Hygiène, recettes et qualité des soins : les consignes du ministre
À chacune des étapes, le ministre de la Santé a insisté sur plusieurs exigences adressées au personnel soignant. Le respect rigoureux des mesures d’hygiène, la vigilance permanente et la sécurisation des recettes des établissements sanitaires figurent parmi les priorités rappelées par l’autorité ministérielle. Pour Benjamin Ignace Bodounrin Hounkpatin, la modernisation des infrastructures doit nécessairement s’accompagner d’une amélioration continue des pratiques et de la qualité des services. Le gouvernement Wadagni I entend ainsi poursuivre ses investissements dans les équipements et les infrastructures sanitaires afin de renforcer durablement l’offre de soins.

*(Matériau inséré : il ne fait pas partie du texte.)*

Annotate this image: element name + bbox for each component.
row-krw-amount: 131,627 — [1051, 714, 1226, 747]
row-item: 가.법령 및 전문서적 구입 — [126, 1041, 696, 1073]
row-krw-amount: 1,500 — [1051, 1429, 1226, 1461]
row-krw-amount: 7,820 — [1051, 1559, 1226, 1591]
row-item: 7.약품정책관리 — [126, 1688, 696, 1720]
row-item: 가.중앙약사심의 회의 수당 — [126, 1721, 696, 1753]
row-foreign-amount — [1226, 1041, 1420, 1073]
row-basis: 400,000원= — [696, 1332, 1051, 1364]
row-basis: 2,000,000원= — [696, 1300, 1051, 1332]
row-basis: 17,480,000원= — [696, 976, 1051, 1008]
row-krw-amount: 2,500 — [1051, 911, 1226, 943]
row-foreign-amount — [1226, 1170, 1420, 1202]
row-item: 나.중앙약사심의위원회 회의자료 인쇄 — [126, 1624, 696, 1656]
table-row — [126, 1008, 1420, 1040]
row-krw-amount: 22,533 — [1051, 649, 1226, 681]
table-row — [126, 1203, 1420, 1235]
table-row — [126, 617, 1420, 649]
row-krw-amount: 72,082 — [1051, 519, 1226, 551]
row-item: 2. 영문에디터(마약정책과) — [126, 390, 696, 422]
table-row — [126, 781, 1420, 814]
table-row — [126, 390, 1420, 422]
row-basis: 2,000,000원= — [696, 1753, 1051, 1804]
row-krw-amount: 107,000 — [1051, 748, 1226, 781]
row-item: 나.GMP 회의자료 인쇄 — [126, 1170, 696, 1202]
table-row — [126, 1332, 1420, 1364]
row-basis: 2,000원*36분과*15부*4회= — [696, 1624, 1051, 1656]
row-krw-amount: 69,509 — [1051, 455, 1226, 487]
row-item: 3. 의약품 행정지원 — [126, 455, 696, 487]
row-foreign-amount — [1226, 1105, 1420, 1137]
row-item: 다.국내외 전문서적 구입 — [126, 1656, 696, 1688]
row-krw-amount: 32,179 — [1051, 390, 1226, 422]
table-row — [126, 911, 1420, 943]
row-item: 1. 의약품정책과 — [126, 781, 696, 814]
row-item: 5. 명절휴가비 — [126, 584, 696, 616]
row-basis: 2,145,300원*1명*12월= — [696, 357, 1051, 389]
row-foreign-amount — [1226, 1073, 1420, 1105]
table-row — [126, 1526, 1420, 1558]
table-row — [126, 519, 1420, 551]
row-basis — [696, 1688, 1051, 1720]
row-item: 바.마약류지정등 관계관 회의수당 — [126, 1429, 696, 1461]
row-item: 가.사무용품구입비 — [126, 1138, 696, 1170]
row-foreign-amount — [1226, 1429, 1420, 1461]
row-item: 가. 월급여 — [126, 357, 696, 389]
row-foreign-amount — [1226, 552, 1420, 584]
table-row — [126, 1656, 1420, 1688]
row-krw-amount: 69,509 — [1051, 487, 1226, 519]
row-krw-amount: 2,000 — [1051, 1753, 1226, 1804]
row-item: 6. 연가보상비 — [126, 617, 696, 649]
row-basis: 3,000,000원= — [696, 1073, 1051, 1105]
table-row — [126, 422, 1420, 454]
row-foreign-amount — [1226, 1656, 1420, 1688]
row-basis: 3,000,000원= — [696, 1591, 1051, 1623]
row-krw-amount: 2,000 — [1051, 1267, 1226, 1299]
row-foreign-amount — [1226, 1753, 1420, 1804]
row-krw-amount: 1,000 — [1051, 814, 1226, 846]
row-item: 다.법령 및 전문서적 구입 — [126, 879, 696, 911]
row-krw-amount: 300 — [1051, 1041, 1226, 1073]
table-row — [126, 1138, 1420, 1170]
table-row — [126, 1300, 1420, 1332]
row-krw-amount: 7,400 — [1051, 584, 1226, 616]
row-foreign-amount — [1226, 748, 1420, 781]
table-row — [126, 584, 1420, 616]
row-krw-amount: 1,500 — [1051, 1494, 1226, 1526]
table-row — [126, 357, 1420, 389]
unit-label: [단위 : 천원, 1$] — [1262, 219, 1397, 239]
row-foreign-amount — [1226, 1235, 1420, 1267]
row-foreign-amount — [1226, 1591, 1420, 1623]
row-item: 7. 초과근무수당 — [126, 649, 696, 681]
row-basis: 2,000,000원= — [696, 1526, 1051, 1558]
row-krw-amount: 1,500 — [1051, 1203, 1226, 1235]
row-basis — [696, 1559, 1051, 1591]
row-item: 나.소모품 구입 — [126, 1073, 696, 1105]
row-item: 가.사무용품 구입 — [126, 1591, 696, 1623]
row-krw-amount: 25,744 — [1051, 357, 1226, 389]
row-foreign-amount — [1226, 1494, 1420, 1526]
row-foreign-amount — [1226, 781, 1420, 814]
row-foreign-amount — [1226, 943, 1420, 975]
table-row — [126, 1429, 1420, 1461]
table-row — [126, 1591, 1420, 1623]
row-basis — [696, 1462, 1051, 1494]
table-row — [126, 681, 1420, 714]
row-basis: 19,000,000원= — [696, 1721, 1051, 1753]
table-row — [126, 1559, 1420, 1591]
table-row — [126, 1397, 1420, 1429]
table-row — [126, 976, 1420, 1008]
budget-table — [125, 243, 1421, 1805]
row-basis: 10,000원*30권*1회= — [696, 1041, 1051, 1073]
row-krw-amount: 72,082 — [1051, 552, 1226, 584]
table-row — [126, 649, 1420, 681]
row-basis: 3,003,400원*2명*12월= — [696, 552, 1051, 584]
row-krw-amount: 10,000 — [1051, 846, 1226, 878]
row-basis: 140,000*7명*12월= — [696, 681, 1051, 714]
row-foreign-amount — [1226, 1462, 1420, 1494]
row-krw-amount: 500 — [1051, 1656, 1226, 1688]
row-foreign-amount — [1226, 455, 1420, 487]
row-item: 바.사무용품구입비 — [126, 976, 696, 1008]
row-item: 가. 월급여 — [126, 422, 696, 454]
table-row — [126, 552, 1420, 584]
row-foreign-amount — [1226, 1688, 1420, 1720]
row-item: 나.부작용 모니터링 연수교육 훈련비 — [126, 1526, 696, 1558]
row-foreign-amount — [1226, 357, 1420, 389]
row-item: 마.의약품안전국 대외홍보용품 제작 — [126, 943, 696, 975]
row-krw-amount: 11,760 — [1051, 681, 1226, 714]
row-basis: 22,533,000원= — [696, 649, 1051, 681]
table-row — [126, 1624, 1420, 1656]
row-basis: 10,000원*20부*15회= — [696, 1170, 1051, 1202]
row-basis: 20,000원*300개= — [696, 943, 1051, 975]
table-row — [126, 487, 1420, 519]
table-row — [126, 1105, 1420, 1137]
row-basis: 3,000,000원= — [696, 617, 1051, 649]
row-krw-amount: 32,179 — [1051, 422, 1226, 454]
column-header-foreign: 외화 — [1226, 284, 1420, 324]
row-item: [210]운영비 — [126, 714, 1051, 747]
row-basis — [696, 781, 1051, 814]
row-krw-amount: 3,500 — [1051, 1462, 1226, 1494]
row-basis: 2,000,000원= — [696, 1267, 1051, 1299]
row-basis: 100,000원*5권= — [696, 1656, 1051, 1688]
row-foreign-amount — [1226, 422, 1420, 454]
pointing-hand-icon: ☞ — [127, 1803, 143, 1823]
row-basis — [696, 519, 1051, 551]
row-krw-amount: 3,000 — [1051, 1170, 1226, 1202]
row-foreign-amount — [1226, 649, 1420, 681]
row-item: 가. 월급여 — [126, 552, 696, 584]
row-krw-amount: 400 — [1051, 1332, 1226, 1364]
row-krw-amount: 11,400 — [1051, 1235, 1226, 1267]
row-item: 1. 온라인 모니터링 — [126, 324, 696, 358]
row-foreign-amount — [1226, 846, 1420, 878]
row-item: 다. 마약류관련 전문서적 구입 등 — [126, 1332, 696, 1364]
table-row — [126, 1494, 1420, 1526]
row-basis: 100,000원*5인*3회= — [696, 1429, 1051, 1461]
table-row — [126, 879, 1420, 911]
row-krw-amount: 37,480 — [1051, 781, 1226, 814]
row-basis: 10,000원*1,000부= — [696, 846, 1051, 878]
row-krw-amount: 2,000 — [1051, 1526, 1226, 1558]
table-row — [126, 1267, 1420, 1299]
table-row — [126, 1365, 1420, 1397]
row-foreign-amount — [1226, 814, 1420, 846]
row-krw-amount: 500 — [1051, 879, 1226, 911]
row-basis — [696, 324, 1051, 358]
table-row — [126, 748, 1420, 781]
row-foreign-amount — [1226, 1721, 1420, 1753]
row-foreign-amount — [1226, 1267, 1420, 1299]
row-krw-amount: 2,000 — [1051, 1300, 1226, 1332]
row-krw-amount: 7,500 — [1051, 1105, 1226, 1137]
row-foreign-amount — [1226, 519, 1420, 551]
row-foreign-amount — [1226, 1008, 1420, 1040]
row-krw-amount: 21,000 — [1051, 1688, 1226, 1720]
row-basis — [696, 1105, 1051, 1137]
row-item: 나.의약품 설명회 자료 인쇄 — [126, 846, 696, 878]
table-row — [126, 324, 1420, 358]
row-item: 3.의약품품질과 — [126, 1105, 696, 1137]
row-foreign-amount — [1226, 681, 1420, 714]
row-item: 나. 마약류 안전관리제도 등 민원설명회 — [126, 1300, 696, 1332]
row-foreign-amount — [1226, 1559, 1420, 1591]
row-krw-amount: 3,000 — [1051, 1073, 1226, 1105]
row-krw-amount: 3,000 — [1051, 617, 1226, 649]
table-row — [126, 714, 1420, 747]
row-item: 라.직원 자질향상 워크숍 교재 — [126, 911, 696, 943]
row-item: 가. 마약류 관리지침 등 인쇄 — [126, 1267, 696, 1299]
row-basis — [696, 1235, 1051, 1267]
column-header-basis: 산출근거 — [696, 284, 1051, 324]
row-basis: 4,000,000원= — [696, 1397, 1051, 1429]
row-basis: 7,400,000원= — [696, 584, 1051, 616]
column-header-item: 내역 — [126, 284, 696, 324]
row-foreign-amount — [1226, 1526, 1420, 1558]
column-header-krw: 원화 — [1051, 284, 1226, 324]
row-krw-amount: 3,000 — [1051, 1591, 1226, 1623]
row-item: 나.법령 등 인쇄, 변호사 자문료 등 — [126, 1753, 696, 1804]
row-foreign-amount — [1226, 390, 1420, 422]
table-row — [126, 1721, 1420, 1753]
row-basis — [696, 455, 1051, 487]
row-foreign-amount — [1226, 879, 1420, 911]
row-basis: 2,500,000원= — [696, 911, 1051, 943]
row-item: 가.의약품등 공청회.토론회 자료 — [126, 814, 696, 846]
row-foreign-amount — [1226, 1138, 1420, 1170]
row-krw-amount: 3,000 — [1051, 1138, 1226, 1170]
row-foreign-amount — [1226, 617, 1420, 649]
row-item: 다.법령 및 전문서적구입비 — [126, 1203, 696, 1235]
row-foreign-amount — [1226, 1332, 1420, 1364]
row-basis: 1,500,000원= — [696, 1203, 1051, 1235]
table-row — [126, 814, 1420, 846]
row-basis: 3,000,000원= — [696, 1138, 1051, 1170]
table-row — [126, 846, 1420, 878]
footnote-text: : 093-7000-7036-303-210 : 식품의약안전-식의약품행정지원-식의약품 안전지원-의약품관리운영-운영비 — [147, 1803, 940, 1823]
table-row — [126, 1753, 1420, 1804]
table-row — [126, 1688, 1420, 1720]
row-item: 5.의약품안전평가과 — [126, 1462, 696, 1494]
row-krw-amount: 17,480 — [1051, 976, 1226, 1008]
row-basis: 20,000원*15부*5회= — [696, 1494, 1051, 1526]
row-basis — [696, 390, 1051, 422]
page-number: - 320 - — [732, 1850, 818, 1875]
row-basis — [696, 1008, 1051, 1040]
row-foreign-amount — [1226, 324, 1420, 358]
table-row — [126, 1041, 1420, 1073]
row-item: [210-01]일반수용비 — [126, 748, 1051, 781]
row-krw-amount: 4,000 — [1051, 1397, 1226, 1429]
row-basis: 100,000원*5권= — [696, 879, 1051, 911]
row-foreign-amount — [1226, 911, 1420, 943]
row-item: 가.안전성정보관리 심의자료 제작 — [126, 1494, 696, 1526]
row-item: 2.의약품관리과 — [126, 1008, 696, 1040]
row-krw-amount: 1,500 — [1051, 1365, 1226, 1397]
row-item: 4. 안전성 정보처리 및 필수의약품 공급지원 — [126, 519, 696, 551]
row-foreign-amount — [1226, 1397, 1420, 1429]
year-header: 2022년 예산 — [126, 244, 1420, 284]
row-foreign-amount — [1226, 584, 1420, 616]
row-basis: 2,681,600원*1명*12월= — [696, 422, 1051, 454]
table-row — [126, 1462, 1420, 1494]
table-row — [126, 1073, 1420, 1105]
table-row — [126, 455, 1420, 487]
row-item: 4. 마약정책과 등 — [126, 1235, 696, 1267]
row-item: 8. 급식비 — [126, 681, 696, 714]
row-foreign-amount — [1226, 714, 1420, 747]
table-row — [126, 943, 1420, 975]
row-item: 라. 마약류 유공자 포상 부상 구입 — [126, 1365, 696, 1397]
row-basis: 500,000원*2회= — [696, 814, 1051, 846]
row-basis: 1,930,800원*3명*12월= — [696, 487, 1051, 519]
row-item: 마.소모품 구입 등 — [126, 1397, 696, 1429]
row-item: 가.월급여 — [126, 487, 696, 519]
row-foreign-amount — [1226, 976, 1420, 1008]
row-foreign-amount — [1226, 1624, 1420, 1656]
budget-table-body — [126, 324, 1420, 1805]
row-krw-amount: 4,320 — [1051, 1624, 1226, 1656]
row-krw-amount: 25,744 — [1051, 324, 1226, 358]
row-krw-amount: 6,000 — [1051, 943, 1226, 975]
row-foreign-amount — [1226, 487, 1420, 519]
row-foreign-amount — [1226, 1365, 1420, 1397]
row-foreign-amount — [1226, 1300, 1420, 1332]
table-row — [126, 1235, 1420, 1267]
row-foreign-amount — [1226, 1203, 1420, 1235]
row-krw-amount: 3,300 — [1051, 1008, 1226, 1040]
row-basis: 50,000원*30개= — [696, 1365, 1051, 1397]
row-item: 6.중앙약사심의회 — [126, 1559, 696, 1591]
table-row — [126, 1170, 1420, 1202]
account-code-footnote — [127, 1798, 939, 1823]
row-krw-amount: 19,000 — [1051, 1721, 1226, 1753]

Une carte sanitaire en pleine transformation
De Parakou à Abomey, de Tchaourou à Allada, cette tournée aura permis au ministre de mesurer sur le terrain les mutations engagées dans plusieurs établissements publics. Entre prise en charge des urgences vitales, préparation aux épidémies, modernisation des infrastructures et renforcement des équipements, le ministère de la Santé affiche une ambition : faire progresser simultanément la capacité des structures sanitaires et la qualité des soins proposés aux populations. Une dynamique qui devra désormais se traduire par la concrétisation des projets identifiés et par la consolidation des acquis observés dans les différentes formations sanitaires visitées.